雫の表情が少し晴れやかなものになっているので、無駄話ではなかったと信じたい。
「ふふっ、ありがとうございます。なんか、さっきの寒いダジャレのおかげで勇気が出ました」
「えぇ……そこなのかよ。その後にも結構いいこと言ったと思うんだけど?」
冗談です、と雫は笑う。
「割とマジで参考になりました。一瞬、先輩がお兄ちゃんだったらいいのになーって思いましたもん」
「お兄ちゃんねぇ……」
「あれれ? もしかして、お兄ちゃんって呼ばれてドキッとしちゃいました?」
「安心しろ。今の流れでドキドキすることは絶対にない」
「むぅ。そこはちょっとくらいドキッとしてくれてもいいじゃないですかー」
そう言われてもなぁ。
話があまりに身近なばっかりに笑えないんだよ。流石に父さんの再婚相手まで子連れだなんて偶然はないと思うけど、人生何が起こるか分からんからな。
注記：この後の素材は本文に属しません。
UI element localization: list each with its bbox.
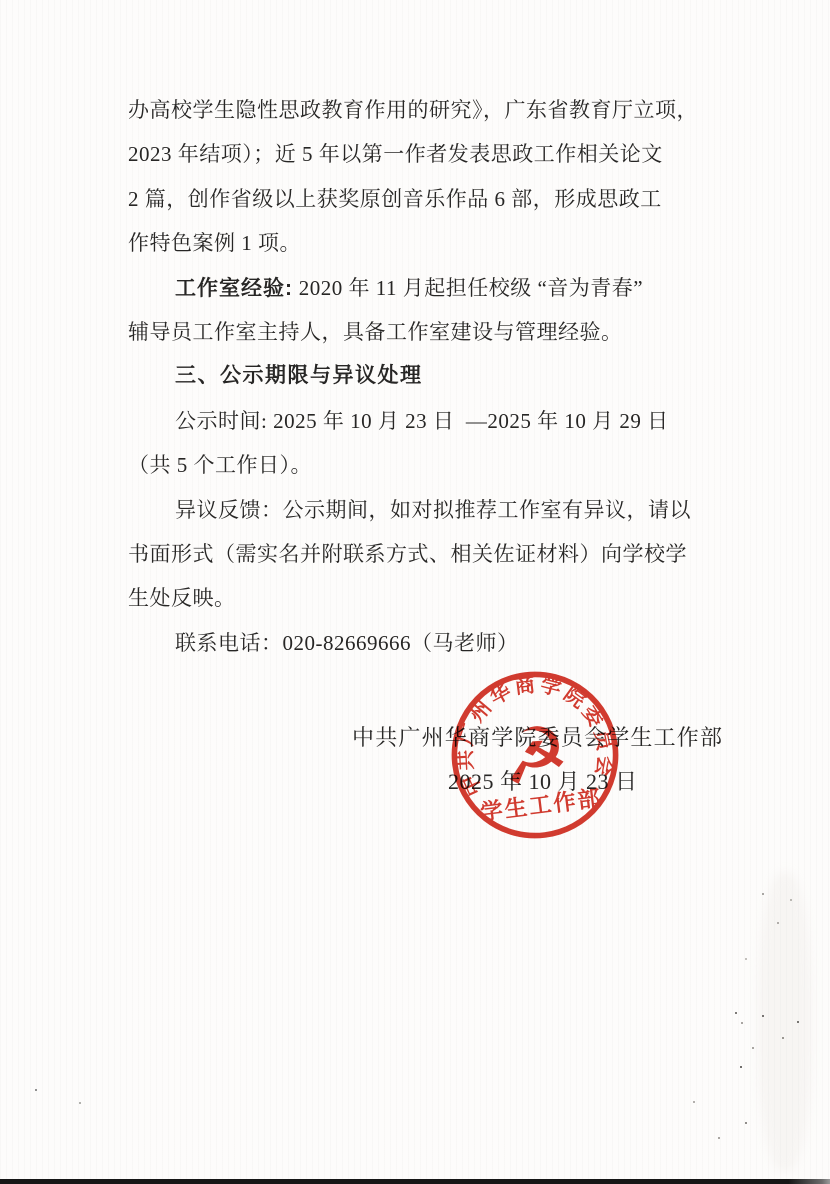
body-line-11: 书面形式（需实名并附联系方式、相关佐证材料）向学校学: [128, 532, 728, 576]
body-line-9: （共 5 个工作日）。: [128, 443, 728, 487]
scan-smudge: [758, 872, 812, 1172]
body-line-10: 异议反馈：公示期间，如对拟推荐工作室有异议，请以: [128, 488, 728, 532]
line-text: 书面形式（需实名并附联系方式、相关佐证材料）向学校学: [128, 542, 687, 566]
body-line-6: 辅导员工作室主持人，具备工作室建设与管理经验。: [128, 310, 728, 354]
body-line-12: 生处反映。: [128, 576, 728, 620]
line-text: 2023 年结项）；近 5 年以第一作者发表思政工作相关论文: [128, 142, 663, 166]
line-text: 办高校学生隐性思政教育作用的研究》，广东省教育厅立项，: [128, 98, 698, 122]
line-text: 作特色案例 1 项。: [128, 231, 301, 255]
line-text: （共 5 个工作日）。: [128, 453, 312, 477]
body-line-3: 2 篇，创作省级以上获奖原创音乐作品 6 部，形成思政工: [128, 177, 728, 221]
body-line-1: 办高校学生隐性思政教育作用的研究》，广东省教育厅立项，: [128, 88, 728, 132]
scan-specks: [35, 1089, 37, 1091]
bottom-scan-bar: [0, 1179, 830, 1184]
section-heading: 三、公示期限与异议处理: [128, 354, 728, 398]
document-body: 办高校学生隐性思政教育作用的研究》，广东省教育厅立项， 2023 年结项）；近 …: [128, 88, 728, 665]
body-line-2: 2023 年结项）；近 5 年以第一作者发表思政工作相关论文: [128, 132, 728, 176]
heading-text: 三、公示期限与异议处理: [175, 364, 423, 387]
body-line-13: 联系电话：020-82669666（马老师）: [128, 621, 728, 665]
body-line-4: 作特色案例 1 项。: [128, 221, 728, 265]
body-line-8: 公示时间: 2025 年 10 月 23 日 —2025 年 10 月 29 日: [128, 399, 728, 443]
workshop-experience-label: 工作室经验:: [175, 277, 293, 300]
contact-phone-text: 联系电话：020-82669666（马老师）: [175, 631, 519, 655]
line-text: 辅导员工作室主持人，具备工作室建设与管理经验。: [128, 320, 623, 344]
line-text: 生处反映。: [128, 586, 236, 610]
official-stamp: 中共广州华商学院委员会 ☭ 学生工作部: [421, 641, 648, 868]
party-emblem-icon: ☭: [496, 708, 574, 804]
line-text: 公示时间: 2025 年 10 月 23 日 —2025 年 10 月 29 日: [175, 409, 669, 433]
line-text: 2020 年 11 月起担任校级 “音为青春”: [293, 276, 643, 300]
line-text: 2 篇，创作省级以上获奖原创音乐作品 6 部，形成思政工: [128, 187, 662, 211]
line-text: 异议反馈：公示期间，如对拟推荐工作室有异议，请以: [175, 498, 691, 522]
page: { "page": { "background": "#fdfcfb", "bo…: [0, 0, 830, 1184]
body-line-5: 工作室经验: 2020 年 11 月起担任校级 “音为青春”: [128, 266, 728, 310]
「まぁでも、結構本気で感謝してます。相談に乗ってくれてありがとうございました。義理の兄とか絶対後で『もう妹として見れない』とか言って告白してきそうですし、最初からガツンと言ってやりますね!」
「……うん。程々にな」
唐突に鋭利な言葉を吐かないでほしい。というか雫はまだ中学生だろ。その時点でそんな口説き方されてるって、色々とどうなの?
色々と言いたいことはあったが、今日のところは雫を応援してやろうと思った。